In response to an FT article by Adam Posen on 19th August 2014, entitled 'Keep rates low until the hidden jobless return to work'
http://www.ft.com/cms/s/0/12ae0580-26d0-11e4-bc19-00144feabdc0.html#ixzz46NbJ39oD
The economy is an an ecosystem, not a zoo! And Central Bankers are not naturalists - they've never lived in a forest or even camped out for a couple of nights. They are glorified zoo-keepers, and they seem to think that if they can get the enclosure just right, the animals will behave just like they're supposed to.
Guess what? Most of us wild things don't want to be in a zoo. Speaking personally, I would prefer the keepers to just just sod off, go back to their spreadsheets, and maybe amuse themselves by designing an ideal world for a new play-station game.
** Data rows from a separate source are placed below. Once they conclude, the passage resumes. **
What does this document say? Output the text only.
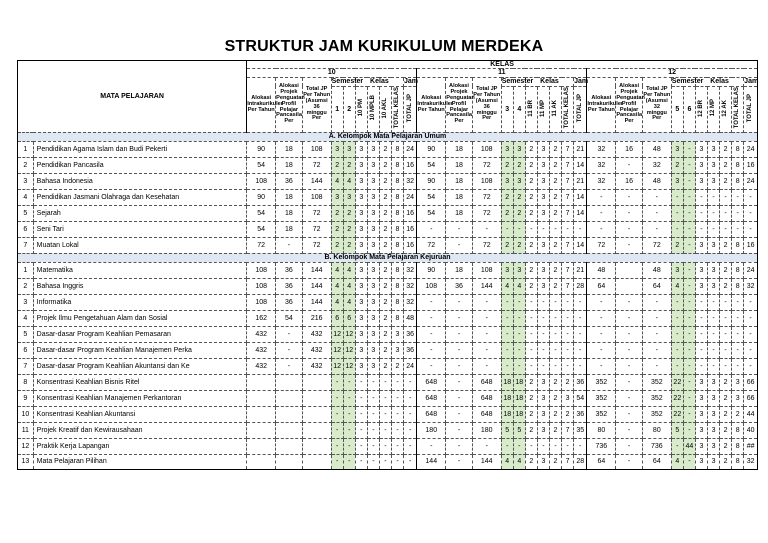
STRUKTUR JAM KURIKULUM MERDEKA
MATA PELAJARAN		KELAS																													
		10										11										12									
		Alokasi Intrakurikuler Per Tahun	Alokasi Projek Penguatan Profil Pelajar Pancasila Per	Total JP Per Tahun (Asumsi 36 minggu Per	Semester		Kelas				Jam	Alokasi Intrakurikuler Per Tahun	Alokasi Projek Penguatan Profil Pelajar Pancasila Per	Total JP Per Tahun (Asumsi 36 minggu Per	Semester		Kelas				Jam	Alokasi Intrakurikuler Per Tahun	Alokasi Projek Penguatan Profil Pelajar Pancasila Per	Total JP Per Tahun (Asumsi 32 minggu Per	Semester		Kelas				Jam
					1	2	10 PM	10 MPLB	10 AKL	TOTAL KELAS	TOTAL JP				3	4	11 BR	11 MP	11 AK	TOTAL KELAS	TOTAL JP				5	6	12 BR	12 MP	12 AK	TOTAL KELAS	TOTAL JP
A. Kelompok Mata Pelajaran Umum																															
1	Pendidikan Agama Islam dan Budi Pekerti	90	18	108	3	3	3	3	2	8	24	90	18	108	3	3	2	3	2	7	21	32	16	48	3	-	3	3	2	8	24
2	Pendidikan Pancasila	54	18	72	2	2	3	3	2	8	16	54	18	72	2	2	2	3	2	7	14	32	-	32	2	-	3	3	2	8	16
3	Bahasa Indonesia	108	36	144	4	4	3	3	2	8	32	90	18	108	3	3	2	3	2	7	21	32	16	48	3	-	3	3	2	8	24
4	Pendidikan Jasmani Olahraga dan Kesehatan	90	18	108	3	3	3	3	2	8	24	54	18	72	2	2	2	3	2	7	14	-	-	-	-	-	-	-	-	-	-
5	Sejarah	54	18	72	2	2	3	3	2	8	16	54	18	72	2	2	2	3	2	7	14	-	-	-	-	-	-	-	-	-	-
6	Seni Tari	54	18	72	2	2	3	3	2	8	16	-	-	-	-	-	-	-	-	-	-	-	-	-	-	-	-	-	-	-	-
7	Muatan Lokal	72	-	72	2	2	3	3	2	8	16	72	-	72	2	2	2	3	2	7	14	72	-	72	2	-	3	3	2	8	16
B. Kelompok Mata Pelajaran Kejuruan																															
1	Matematika	108	36	144	4	4	3	3	2	8	32	90	18	108	3	3	2	3	2	7	21	48		48	3	-	3	3	2	8	24
2	Bahasa Inggris	108	36	144	4	4	3	3	2	8	32	108	36	144	4	4	2	3	2	7	28	64		64	4	-	3	3	2	8	32
3	Informatika	108	36	144	4	4	3	3	2	8	32	-	-	-	-	-	-	-	-	-	-	-	-	-	-	-	-	-	-	-	-
4	Projek Ilmu Pengetahuan Alam dan Sosial	162	54	216	6	6	3	3	2	8	48	-	-	-	-	-	-	-	-	-	-	-	-	-	-	-	-	-	-	-	-
5	Dasar-dasar Program Keahlian Pemasaran	432	-	432	12	12	3	3	2	3	36	-	-	-	-	-	-	-	-	-	-	-	-	-	-	-	-	-	-	-	-
6	Dasar-dasar Program Keahlian Manajemen Perka	432	-	432	12	12	3	3	2	3	36	-	-	-	-	-	-	-	-	-	-	-	-	-	-	-	-	-	-	-	-
7	Dasar-dasar Program Keahlian Akuntansi dan Ke	432	-	432	12	12	3	3	2	2	24	-	-	-	-	-	-	-	-	-	-	-	-	-	-	-	-	-	-	-	-
8	Konsentrasi Keahlian Bisnis Ritel				-	-	-	-	-	-	-	648	-	648	18	18	2	3	2	2	36	352	-	352	22	-	3	3	2	3	66
9	Konsentrasi Keahlian Manajemen Perkantoran				-	-	-	-	-	-	-	648	-	648	18	18	2	3	2	3	54	352	-	352	22	-	3	3	2	3	66
10	Konsentrasi Keahlian Akuntansi				-	-	-	-	-	-	-	648	-	648	18	18	2	3	2	2	36	352	-	352	22	-	3	3	2	2	44
11	Projek Kreatif dan Kewirausahaan				-	-	-	-	-	-	-	180	-	180	5	5	2	3	2	7	35	80	-	80	5	-	3	3	2	8	40
12	Praktik Kerja Lapangan				-	-	-	-	-	-	-	-	-	-	-	-	-	-	-	-	-	736	-	736	-	44	3	3	2	8	##
13	Mata Pelajaran Pilihan				-	-	-	-	-	-	-	144	-	144	4	4	2	3	2	7	28	64	-	64	4	-	3	3	2	8	32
I'm sure that the electrical impulses would conform to expectations and not spoil anyone's fun or academic credentials with unforeseen consequences.
But most of all, please stop pretending that any of you have got the foggiest idea of what you're doing. You bailed out your pals, you've made the rich richer, the poor poorer, you've monetized government debt, which will never be paid back, and you haven't got a clue what to do about it. Your inflation statistics describe the benign world for people who buy iPads, but underplay the effects of inflation on people who spend a high proportion of their income on food, energy and what used to be known as the cost of living. Your GDP figures are bunk, and you know as well as I do that the wealth effect hasn't worked.
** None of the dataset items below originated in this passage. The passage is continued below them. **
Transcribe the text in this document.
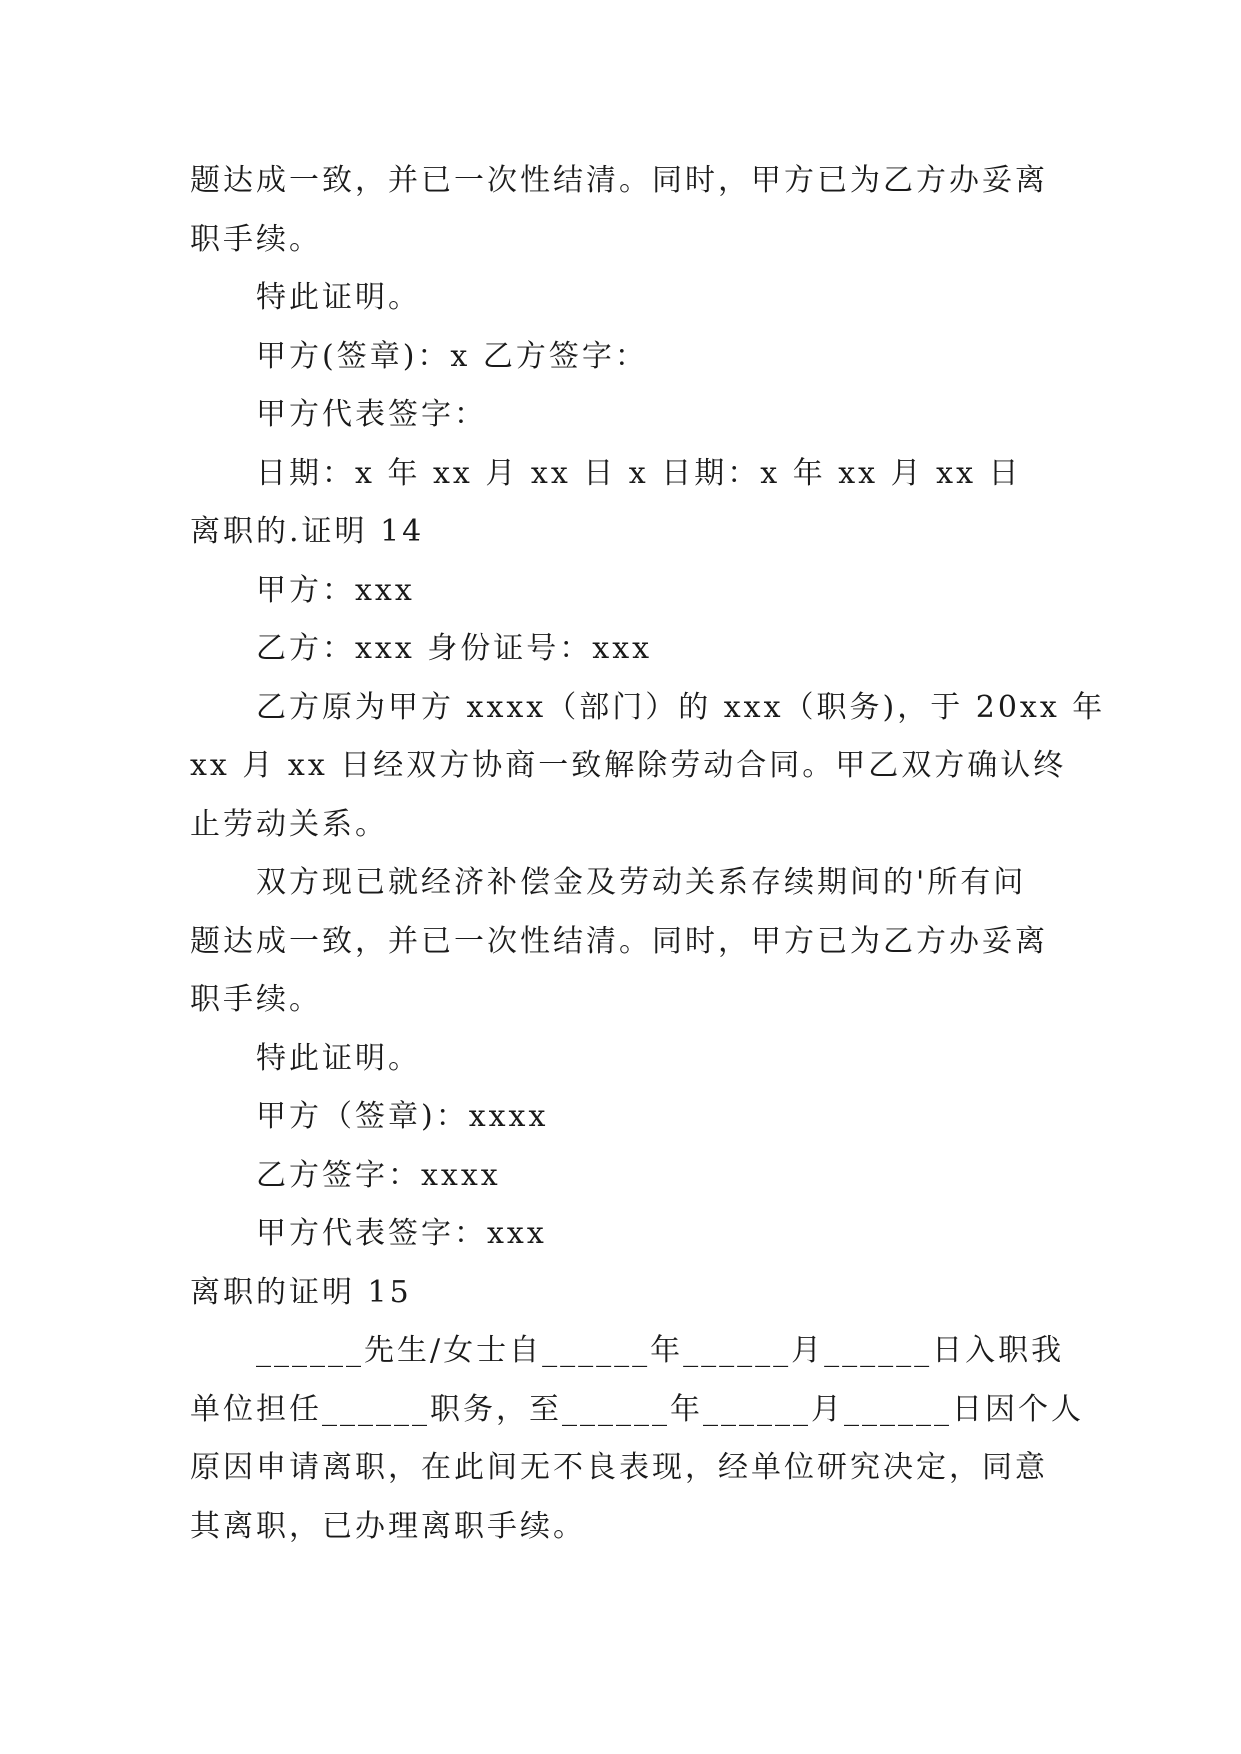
题达成一致，并已一次性结清。同时，甲方已为乙方办妥离
职手续。
特此证明。
甲方(签章)：x 乙方签字：
甲方代表签字：
日期：x 年 xx 月 xx 日 x 日期：x 年 xx 月 xx 日
离职的.证明 14
甲方：xxx
乙方：xxx 身份证号：xxx
乙方原为甲方 xxxx（部门）的 xxx（职务)，于 20xx 年
xx 月 xx 日经双方协商一致解除劳动合同。甲乙双方确认终
止劳动关系。
双方现已就经济补偿金及劳动关系存续期间的'所有问
题达成一致，并已一次性结清。同时，甲方已为乙方办妥离
职手续。
特此证明。
甲方（签章)：xxxx
乙方签字：xxxx
甲方代表签字：xxx
离职的证明 15
______先生/女士自______年______月______日入职我
单位担任______职务，至______年______月______日因个人
原因申请离职，在此间无不良表现，经单位研究决定，同意
其离职，已办理离职手续。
Jobs are created by businesses. Businesses thrive in an environment where prices give clear signals of supply and demand, where it makes more sense to invest in capital rather than borrow money at ZIRP in order to buy back shares, inflate EPS, and boost executive bonuses - leaving the next CEO to fix the balance sheet when the effect of the monetary heroin wears off. I have never heard Janet Yellen or any of them acknowledge any of this. Until this environment changes, you can forget about creating employment.
Please try to show some respect for the environment when it next rejects your attempts to keep it under control. More of the same will not pacify the markets after the next crash. When it does, do the decent thing, put your Keynesian fantasy novels into the bin, dust off Adam Smith and then move on to something by Ludvig Von Mises. It will describe perfectly what just happened.